If all goes according to the plan from Republican leaders, it could mean a new era is forthcoming for the Reedy Creek Improvement District, the government body created in 1967 that effectively gives Disney, the state’s largest employer, control over the land in and around its central Florida theme parks. DeSantis put Reedy Creek in his sights last year after Disney’s then-CEO, Bob Chapek, publicly criticized a bill to restrict certain classroom instruction of sexual orientation and gender identity that the governor later signed into law. At DeSantis’ demand, lawmakers voted during a special legislative session last April to dissolve Reedy Creek in June 2023.
But lawmakers left town without a plan to unwind a half-century of Disney control or for how to ensure Orange and Osceola county residents wouldn’t be on the hook for funding Reedy Creek services or its $1 billion in debt. Amid the fallout, Reedy Creek told its bondholders that Florida could not dissolve the district without assuming its debts.
In the months since signing the bill to end Reedy Creek, DeSantis has repeatedly offered assurances that taxpayers wouldn’t have to pick up the tab.
Speaking at a news conference earlier this week, DeSantis said it was his intention for the state to assume control of the district.
“We’re not going to have a corporation controlling its own government; that’s going to be reverted to the state,” he said. “Disney will not have governing self-governing status anymore. We’re going to make sure that there are no special legal privileges … and then making sure they’re paying their fair share of taxes and paying the debt.”

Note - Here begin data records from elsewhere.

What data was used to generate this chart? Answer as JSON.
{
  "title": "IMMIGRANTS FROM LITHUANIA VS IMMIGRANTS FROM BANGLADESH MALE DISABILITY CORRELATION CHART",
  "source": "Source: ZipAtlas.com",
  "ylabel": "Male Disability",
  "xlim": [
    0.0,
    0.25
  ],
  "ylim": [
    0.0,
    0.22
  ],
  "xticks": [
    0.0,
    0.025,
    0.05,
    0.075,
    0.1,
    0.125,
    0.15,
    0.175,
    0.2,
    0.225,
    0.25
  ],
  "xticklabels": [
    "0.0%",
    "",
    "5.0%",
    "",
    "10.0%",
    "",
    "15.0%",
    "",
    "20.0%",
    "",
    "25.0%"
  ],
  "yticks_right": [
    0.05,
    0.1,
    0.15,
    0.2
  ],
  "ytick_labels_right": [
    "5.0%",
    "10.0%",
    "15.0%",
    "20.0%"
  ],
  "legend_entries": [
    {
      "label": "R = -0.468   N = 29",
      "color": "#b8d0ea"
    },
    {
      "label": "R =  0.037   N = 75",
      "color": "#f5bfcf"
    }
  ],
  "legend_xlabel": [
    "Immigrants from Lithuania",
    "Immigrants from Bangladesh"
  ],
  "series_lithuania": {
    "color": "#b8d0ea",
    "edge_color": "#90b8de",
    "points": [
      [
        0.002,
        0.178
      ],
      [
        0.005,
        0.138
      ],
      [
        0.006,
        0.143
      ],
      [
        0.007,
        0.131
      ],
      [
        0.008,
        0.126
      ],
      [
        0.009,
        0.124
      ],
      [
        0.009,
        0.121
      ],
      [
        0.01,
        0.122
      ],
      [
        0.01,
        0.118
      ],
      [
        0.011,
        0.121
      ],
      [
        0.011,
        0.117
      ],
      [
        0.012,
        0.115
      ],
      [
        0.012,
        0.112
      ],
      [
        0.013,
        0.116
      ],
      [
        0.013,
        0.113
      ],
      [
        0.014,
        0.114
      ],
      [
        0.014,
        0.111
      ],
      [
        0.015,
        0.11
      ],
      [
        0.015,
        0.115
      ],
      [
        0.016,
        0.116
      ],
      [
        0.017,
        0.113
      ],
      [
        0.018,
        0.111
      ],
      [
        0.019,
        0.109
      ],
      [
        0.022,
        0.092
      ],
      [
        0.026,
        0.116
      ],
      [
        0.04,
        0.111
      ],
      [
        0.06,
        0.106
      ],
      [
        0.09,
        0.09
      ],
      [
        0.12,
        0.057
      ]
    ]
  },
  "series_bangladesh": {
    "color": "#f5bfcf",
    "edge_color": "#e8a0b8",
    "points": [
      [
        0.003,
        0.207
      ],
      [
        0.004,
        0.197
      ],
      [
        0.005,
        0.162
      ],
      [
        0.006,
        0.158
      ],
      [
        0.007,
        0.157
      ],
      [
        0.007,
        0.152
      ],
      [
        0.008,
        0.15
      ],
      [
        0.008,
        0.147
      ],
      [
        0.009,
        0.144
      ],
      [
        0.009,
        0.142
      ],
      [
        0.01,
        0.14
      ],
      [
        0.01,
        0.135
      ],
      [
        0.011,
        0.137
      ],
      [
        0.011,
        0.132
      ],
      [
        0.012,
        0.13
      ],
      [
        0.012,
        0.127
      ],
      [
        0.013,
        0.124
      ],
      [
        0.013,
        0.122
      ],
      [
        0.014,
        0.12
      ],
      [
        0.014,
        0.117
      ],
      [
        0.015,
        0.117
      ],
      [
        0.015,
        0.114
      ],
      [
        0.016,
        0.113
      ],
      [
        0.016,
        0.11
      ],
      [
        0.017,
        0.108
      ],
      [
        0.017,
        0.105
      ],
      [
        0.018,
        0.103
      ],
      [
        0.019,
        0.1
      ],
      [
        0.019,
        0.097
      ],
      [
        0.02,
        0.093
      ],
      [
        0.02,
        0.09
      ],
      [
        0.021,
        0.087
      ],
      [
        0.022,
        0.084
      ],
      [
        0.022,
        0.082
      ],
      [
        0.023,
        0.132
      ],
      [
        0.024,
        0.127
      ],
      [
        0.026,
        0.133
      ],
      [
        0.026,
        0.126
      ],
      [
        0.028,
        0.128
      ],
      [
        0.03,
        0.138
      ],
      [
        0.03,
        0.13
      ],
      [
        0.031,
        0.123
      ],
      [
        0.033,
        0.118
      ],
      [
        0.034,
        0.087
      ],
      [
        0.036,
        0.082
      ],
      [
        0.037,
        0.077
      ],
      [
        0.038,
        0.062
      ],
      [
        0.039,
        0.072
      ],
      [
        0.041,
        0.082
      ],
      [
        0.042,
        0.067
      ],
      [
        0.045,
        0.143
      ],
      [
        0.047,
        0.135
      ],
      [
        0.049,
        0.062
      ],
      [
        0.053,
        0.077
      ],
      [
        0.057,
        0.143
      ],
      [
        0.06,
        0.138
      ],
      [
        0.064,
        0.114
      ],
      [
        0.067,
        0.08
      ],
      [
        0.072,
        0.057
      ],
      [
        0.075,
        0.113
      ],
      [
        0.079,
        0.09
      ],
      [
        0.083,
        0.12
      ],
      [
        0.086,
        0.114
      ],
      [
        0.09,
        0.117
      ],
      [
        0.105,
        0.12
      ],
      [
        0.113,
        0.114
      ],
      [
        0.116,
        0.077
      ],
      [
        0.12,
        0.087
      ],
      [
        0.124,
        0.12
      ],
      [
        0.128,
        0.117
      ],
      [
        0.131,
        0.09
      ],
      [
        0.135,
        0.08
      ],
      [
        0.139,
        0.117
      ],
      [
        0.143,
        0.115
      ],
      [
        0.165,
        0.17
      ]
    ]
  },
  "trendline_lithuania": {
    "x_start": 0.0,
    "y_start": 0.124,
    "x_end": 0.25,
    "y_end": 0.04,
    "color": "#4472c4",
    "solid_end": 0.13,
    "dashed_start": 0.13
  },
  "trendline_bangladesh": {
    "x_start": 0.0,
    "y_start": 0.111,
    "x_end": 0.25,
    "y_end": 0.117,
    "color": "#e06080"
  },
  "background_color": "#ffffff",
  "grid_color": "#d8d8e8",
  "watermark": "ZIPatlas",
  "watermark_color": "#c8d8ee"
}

As of Friday afternoon, the legislative framework to accomplish that had not been filed with the state. A spokesman for DeSantis did not immediately respond to a request for comment, but House and Senate leaders said they were coordinating with the governor’s office.
CNN has reached out to Disney’s corporate headquarters for comment.
Florida lawmakers at the special session will also consider allowing the DeSantis administration to transport migrants from anywhere in the United States, a significant expansion of a program that gained national attention last year after Florida paid for two flights that carried migrants from San Antonio, Texas, to Martha’s Vineyard in Massachusetts. However, the program has stalled amid legal challenges over whether the DeSantis administration violated a state law limiting the transport to migrants from Florida.
The change, if approved, could lift a significant legal hurdle that may allow the DeSantis administration to continue operating flights transporting migrants from border states to Democratic-leaning jurisdictions. The program appears to have gone dark since the September flights to Martha’s Vineyard. In his budget proposal released this week, DeSantis indicated that transporting migrants continues to be a priority of his immigration agenda, allocating $12 million for its continuation into 2024.
According to a letter from Florida House Speaker Paul Renner’s office, the state House and Senate will consider giving DeSantis’ controversial new Office of Elections Crimes and Security the jurisdiction to prosecute crimes involving elections. The proposal comes after DeSantis initiated a crackdown on voter fraud that resulted in the arrest of 20 individuals but hit a legal snag when a judge dismissed a case against a Miami defendant on the grounds that state prosecutors had acted beyond their authority.
The agenda for next week will reprise some of the most attention-grabbing actions from DeSantis’ first term as governor. The feud with Disney, the migrant flights to Martha’s Vineyard and his new election force all thrust the Republican leader into the spotlight throughout 2022, garnering doting coverage from conservative media outlets and provoking widespread condemnation from Democrats in Florida and across the country.
This story has been updated with additional information.